Is your fashion real?
Is your fashion real?

New York: Capitalism in today's day and age has deceived us into thinking that we are defined by our material possessions. We attach our self-esteem to the kind of cars we drive, the neighbourhood we live in, the grandeur of our houses (even if it doesn't necessarily feel like home), the labels on our clothes and so on.

Although there's not much one can do usually in case they cannot afford a car or a house they like, they can always resort to cheap, knock-off labels to make themselves feel better. There's an entire industry, like a parallel universe, dedicated to producing cheap duplicates of the hottest fashion brands in the world.

Despite countless raids, airport interceptions, lawsuits by luxury brands and coalitions dedicated to impede the production distribution of these illegal products, like the International Anti-Counterfeit Coalition (IACC), business is booming!

For decades hordes of people have been flocking to places like Fashion Street in Mumbai and Canal Street in New York City to buy their favourite brand/designer's latest fashion, at a fraction of the cost. Counterfeit products have even moved online with the International Trademark Association claiming that $460 billion worth of counterfeit goods were bought and sold last year, with most of the sales happening online, according to Fashionista.

"The online part is growing exponentially," said IACC President Bob Barchiesi to Fashionista.

"Folks will be shopping on marketplaces and think they're buying a secondhand, expensive handbag and it's a fake," explains Barchiesi. "There's so many different distribution channels now online that are readily available for consumers, one, if they're looking to buy fakes, and, two, if they think they're getting a bargain and instead they're getting a fake."
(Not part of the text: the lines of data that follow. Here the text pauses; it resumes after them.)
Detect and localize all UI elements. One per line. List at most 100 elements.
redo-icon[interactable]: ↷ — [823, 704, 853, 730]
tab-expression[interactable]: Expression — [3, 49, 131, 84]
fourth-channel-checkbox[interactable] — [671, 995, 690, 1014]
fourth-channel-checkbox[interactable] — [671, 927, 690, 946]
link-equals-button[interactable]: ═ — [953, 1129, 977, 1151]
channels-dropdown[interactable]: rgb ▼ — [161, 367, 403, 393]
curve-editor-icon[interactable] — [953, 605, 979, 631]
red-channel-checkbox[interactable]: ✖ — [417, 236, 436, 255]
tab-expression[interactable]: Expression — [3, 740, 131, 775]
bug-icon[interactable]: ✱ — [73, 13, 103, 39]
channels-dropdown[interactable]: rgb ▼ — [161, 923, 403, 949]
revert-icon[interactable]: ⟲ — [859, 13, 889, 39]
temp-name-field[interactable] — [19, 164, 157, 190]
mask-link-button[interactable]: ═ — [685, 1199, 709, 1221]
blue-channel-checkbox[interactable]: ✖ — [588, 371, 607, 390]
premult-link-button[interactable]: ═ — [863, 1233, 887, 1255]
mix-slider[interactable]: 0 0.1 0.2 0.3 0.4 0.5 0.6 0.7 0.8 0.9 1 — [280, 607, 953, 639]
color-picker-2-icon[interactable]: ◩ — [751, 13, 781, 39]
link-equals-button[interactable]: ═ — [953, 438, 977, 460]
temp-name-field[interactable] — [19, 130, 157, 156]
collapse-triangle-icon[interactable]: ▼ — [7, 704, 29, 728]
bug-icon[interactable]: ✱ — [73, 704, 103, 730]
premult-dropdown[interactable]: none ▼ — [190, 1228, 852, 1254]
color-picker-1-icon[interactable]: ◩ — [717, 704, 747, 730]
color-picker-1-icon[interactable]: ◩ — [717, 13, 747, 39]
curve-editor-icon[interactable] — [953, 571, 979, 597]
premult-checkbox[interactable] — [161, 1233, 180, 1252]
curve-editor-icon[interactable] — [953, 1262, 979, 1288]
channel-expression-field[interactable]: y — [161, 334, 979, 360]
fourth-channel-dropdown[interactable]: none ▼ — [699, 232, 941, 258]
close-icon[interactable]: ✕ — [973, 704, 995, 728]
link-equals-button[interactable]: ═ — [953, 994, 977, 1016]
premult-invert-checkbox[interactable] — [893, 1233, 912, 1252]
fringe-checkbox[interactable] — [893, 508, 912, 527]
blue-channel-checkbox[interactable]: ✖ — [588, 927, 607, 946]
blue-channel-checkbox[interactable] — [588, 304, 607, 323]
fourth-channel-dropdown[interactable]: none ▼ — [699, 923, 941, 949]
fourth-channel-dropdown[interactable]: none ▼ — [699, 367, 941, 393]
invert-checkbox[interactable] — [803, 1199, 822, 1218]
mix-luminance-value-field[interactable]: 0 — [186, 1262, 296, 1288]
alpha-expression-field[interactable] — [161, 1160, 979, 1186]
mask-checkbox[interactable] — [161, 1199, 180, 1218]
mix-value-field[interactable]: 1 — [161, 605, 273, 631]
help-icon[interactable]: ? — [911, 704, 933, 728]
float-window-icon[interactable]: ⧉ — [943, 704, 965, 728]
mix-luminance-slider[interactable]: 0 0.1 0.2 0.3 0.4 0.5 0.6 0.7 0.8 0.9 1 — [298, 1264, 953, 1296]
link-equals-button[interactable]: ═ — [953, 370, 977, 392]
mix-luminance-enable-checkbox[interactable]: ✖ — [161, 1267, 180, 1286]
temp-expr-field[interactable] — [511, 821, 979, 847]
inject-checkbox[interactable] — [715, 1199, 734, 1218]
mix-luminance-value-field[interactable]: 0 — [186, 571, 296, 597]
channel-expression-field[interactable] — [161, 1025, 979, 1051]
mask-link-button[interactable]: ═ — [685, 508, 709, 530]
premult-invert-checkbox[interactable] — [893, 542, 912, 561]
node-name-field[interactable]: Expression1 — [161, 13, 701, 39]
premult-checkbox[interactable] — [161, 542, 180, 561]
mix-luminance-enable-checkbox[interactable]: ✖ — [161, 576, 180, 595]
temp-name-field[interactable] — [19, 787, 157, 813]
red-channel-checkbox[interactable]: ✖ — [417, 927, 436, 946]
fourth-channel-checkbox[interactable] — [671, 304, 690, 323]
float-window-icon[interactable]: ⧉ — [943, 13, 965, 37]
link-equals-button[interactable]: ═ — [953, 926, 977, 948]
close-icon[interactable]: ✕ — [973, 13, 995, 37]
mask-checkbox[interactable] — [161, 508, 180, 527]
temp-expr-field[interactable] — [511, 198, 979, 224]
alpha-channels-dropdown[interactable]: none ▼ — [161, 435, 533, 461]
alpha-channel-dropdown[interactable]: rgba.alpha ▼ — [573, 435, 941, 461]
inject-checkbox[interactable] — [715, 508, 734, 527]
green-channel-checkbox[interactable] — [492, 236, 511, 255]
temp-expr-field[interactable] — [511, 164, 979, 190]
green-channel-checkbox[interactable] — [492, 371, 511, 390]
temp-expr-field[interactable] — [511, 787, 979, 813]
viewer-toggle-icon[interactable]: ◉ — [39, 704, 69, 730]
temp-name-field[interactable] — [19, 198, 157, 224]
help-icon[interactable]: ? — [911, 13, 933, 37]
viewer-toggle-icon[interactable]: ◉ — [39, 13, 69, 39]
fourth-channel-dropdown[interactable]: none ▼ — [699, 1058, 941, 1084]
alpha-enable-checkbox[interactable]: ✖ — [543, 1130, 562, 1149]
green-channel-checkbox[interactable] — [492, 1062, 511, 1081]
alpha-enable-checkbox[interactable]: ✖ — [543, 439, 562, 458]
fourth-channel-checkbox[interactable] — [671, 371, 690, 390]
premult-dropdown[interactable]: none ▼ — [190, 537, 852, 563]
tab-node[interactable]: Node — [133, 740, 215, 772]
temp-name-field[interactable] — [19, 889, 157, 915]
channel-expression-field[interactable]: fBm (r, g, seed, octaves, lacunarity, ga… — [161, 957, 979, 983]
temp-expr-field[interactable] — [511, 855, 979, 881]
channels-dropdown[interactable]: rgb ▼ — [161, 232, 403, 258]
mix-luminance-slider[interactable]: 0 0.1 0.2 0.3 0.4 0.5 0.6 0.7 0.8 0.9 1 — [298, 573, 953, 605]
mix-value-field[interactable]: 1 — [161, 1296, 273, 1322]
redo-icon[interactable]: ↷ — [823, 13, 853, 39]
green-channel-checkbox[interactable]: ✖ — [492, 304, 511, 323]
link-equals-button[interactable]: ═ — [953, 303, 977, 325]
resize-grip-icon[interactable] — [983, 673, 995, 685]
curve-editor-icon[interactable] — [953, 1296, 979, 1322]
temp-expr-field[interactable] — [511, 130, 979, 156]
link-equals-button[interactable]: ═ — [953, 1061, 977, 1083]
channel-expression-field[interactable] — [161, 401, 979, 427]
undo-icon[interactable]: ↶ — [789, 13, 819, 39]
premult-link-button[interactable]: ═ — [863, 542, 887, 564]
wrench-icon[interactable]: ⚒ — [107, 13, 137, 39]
Fake products manufacturers have upped their game significantly as the fake ones have become extremely hard to differentiate from the real ones, especially since an outbreak of 'super-fakes' or 'Triple-A' fakes in the fashion world about five years ago, and they fetch almost as much as the real thing.

"One can sell a counterfeit for a lot more money if the buyer thinks it is a genuine piece at a slight discount," said The RealReal Chief Authenticator Graham Wetzbarger adding that "these bad guys are investing more into making the bag only so they can increase their margin by selling the pieces to folks who don't know better. The con is no longer, 'how cheap can I make a knock-off?' but, rather, 'how much do I have to spend to get someone to pay top dollar?'".